TED2009: Nina Jablonski


Anthropologist Nina Jablonski is on stage at TED2009. She is talking about the consequences of darkly-pigmented people moving from high UV areas to low UV areas. If people move to areas where they didn't evolve skin to handle the types and quantity of UV, it can lead to trouble. Light pigmentation in tropics causes cancer and darkly pigmented people will get vitamin D deficiency, which leads to loss of immune function, mood, mental health, and a host of other disorders.


  1. I’d like to see the research on this. My professors pointed out how technology makes us more adaptable.
    We have things like clothes and sunscreen for protection from the sun. There are many ways to get vitamen D and seasonal mood disordered affect all kinds of people.

  2. I’ve always felt that ancestral foodstuffs were marginally more healthy than more recently encountered ones.

    Unwelcome stereotypes were born of the ignorance of over-emphasizing this, but it’s foolish to assume we’re separate from the environments in which we are raised– and the ones we cultivate for ourselves over time.

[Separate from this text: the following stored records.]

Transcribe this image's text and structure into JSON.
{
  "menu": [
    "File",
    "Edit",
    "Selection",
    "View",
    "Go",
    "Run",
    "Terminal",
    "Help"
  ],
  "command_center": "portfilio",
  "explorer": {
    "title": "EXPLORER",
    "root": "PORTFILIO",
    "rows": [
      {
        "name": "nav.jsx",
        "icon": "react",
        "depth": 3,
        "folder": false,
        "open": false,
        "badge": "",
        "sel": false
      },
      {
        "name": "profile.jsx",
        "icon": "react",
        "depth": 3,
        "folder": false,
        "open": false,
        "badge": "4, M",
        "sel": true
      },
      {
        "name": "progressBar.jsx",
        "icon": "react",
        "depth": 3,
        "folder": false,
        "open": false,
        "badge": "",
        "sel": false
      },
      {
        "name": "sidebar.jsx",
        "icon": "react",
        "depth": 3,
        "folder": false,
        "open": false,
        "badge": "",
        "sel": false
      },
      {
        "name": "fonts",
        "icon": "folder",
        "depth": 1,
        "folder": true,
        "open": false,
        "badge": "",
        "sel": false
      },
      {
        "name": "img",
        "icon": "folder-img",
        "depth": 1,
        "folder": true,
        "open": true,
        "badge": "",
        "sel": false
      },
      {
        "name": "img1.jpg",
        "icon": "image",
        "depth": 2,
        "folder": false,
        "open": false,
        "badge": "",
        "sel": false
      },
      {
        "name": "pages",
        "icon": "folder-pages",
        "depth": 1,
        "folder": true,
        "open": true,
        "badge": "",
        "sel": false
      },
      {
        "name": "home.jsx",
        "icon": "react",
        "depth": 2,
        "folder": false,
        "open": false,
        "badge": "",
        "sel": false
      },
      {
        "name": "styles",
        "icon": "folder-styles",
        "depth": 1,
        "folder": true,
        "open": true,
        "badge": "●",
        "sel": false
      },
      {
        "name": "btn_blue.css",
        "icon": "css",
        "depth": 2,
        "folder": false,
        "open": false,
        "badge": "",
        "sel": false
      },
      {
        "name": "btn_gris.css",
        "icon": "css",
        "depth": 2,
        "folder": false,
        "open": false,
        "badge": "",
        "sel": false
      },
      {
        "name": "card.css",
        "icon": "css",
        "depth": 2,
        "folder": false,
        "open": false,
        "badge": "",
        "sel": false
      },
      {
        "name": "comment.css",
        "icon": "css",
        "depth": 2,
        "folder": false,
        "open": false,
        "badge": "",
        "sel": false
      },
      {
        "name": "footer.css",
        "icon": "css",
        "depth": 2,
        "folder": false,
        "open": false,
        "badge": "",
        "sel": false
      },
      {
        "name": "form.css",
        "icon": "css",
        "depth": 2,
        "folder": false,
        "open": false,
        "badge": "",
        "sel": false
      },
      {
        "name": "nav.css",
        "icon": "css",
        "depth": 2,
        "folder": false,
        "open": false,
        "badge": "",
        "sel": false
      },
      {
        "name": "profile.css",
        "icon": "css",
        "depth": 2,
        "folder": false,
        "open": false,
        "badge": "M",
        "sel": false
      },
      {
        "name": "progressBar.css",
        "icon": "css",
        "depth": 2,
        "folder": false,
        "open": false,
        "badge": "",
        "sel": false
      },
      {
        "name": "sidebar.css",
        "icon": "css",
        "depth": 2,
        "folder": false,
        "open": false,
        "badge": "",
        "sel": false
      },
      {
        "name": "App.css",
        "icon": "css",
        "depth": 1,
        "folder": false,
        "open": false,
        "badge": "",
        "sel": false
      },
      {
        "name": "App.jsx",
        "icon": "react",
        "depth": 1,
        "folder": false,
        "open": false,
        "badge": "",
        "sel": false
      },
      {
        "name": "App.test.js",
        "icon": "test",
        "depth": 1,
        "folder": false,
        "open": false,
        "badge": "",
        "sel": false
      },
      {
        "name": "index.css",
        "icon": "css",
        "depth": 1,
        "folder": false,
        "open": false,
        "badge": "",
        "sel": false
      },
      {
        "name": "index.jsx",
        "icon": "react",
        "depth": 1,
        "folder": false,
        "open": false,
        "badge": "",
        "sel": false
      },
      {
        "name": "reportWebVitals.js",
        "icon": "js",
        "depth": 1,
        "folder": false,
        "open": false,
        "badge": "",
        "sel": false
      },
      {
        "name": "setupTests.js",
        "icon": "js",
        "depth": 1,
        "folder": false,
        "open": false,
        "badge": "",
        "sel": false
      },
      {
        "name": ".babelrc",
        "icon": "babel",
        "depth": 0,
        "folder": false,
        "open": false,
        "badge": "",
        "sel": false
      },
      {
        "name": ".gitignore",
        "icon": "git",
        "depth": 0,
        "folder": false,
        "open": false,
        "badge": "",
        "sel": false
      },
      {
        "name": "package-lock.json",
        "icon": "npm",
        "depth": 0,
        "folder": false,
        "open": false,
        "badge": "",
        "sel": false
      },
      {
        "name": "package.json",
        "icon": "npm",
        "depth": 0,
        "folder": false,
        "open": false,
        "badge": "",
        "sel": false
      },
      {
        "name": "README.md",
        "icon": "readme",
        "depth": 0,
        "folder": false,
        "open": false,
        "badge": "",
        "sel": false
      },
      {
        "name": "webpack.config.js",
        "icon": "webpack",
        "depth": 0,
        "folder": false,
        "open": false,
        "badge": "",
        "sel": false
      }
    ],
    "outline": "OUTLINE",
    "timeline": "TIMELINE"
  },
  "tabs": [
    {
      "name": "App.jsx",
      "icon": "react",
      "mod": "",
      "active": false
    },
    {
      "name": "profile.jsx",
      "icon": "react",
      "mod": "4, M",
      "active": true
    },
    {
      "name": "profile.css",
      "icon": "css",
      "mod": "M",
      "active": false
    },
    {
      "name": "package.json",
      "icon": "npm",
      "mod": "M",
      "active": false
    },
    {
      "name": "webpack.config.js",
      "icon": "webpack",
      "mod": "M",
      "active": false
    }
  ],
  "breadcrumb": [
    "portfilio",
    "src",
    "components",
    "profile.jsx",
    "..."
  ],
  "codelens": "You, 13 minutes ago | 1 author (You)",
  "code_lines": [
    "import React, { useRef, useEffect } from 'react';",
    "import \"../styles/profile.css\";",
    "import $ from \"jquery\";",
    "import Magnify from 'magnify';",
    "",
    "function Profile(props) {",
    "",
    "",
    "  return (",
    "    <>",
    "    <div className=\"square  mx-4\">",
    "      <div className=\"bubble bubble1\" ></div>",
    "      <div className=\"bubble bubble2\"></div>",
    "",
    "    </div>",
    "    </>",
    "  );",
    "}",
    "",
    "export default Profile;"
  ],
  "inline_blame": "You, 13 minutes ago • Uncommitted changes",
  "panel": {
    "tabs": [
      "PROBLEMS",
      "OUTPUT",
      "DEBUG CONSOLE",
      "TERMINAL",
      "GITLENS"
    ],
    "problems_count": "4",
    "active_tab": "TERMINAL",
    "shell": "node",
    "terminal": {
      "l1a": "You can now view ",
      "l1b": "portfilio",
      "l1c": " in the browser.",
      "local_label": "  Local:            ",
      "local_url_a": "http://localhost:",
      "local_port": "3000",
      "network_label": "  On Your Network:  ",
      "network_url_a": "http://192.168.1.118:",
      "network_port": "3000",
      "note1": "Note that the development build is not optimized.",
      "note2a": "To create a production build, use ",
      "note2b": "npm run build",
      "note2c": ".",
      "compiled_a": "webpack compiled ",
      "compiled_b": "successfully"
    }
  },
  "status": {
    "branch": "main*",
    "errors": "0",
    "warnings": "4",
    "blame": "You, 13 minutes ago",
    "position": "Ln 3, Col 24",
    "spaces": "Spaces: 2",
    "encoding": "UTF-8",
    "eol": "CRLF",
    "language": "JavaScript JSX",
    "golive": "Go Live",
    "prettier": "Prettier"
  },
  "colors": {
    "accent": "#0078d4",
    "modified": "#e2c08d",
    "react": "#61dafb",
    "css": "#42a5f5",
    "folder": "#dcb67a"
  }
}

  3. Speaking as someone who has somewhat light skin (I’m not white), living at 2 degrees latitude, I can tell you that much of the variability is on a personal level – how much time you spend in the sun. My father who works outdoors is much darker than his mother. And since he’s retired, he gotten much lighter, though he’s still darker than everyone else in our family. It’s the same in every family. You’d find a few who are extremely light / dark, and it co-relates to whether the spend very little / much time outside.

  4. This probably won’t get through, but here goes:

    I get this weird sort of segregationist, not-supposed-to vibe from this post:

    White imperialists should get out of the tropics, and blacks face nothing but misery in the cold (literally) western world.

    Is this the message?

  5. Not necessarily. As long as dark skinned people get adequate Vitamin D, they are okay.
    The one exception to the paler skin at low UV latitudes are the Inuit. That’s because they get enough Vitamin D from the seals they eat(livers) so they didn’t need to evolve paler skin.
    I’ve read somewhere that the evolutionary pressures that caused the dark skinned ancestors of today’s light skinned people to become paler are still going on in present day dark skinned people so given time, they will become lighter skinned.